Mobile onboarding flow
Who uses it: UX designer mapping the first-run experience for a mobile app
Screen 1: Welcome + Get started CTA
Screen 2: Permission request (notifications)
Screen 3: Profile setup form
Screen 4: Interest selection (chips)
Screen 5: Home screen (empty state)
Why this works: Wiring the onboarding as a screen-by-screen flow makes it easy to count the steps a new user must complete and identify any that can be removed or deferred.
Analytics dashboard
Who uses it: Product manager or developer designing an internal data tool
[Top bar] Date range picker + export button
[KPI row] 4 metric cards: revenue, users, churn, NPS
[Chart row] Line chart (left 60%) + donut (right 40%)
[Table] Sortable data grid with pagination
[Sidebar] Filter panel with checkboxes
Why this works: Blocking out the dashboard grid first prevents engineers from building beautiful charts that nobody can find because the layout buries them below the fold.
E-commerce checkout
Who uses it: UX designer or developer reducing cart abandonment
Step 1: Cart review + promo code field
Step 2: Shipping address form
Step 3: Delivery method selection
Step 4: Payment details
Step 5: Order summary + place order CTA
Confirmation: Order number + next steps
Why this works: A step-by-step wireframe makes it obvious when the checkout has too many screens — if users have to make more than four decisions before paying, conversion typically drops.
Admin panel with sidebar nav
Who uses it: Developer or designer building an internal tool
[Sidebar] Logo + nav items + user avatar
[Main area] Page title + action buttons
[Data table] Columns + filters + bulk actions
[Modal] Edit form triggered from table row
Why this works: Separating sidebar navigation from the main content area in the wireframe stage clarifies which nav items are global and which are context-specific, avoiding a cluttered sidebar later.
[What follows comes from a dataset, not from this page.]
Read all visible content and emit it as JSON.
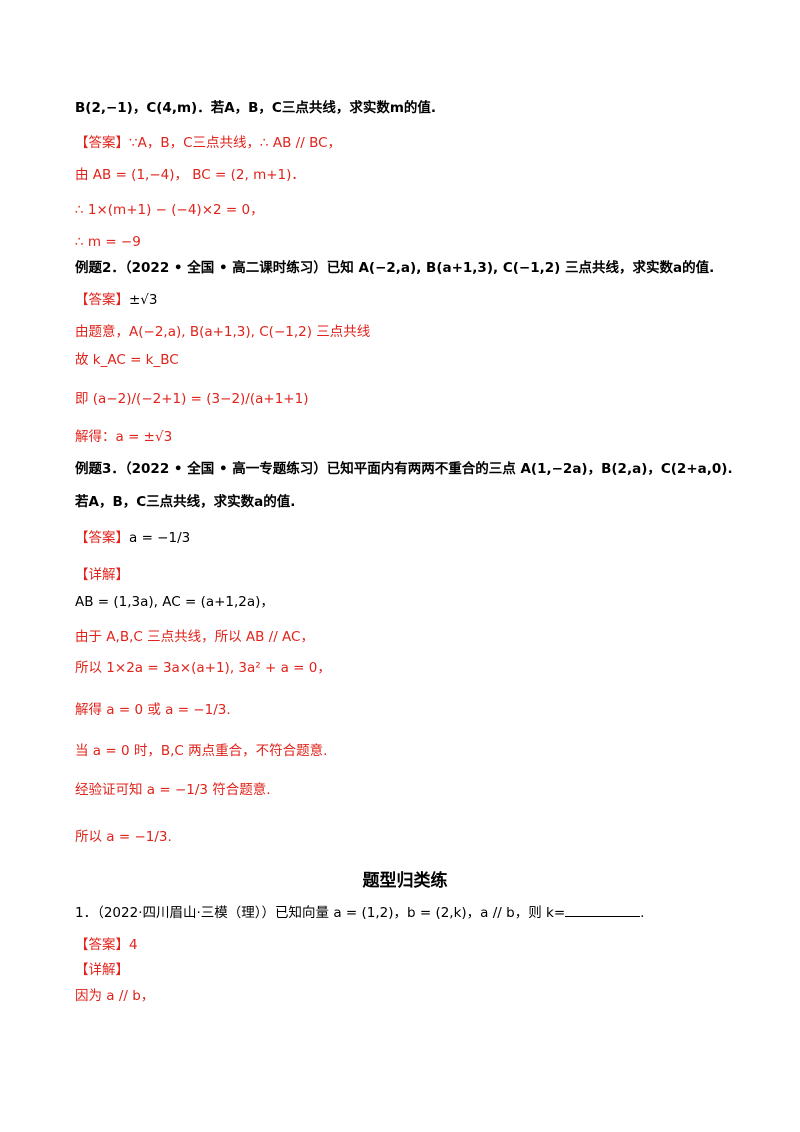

Article or blog post layout
Who uses it: Content strategist or developer building a CMS template
[Header] Publication name + nav
[Hero image] Full-width
[Title + author + date]
[Body] Text with inline images
[Sidebar] Related articles + ad slot
[Footer] Tags + comment section
Why this works: Wireframing the reading experience before building the CMS template helps align the content team and developers on how much flexibility authors actually need.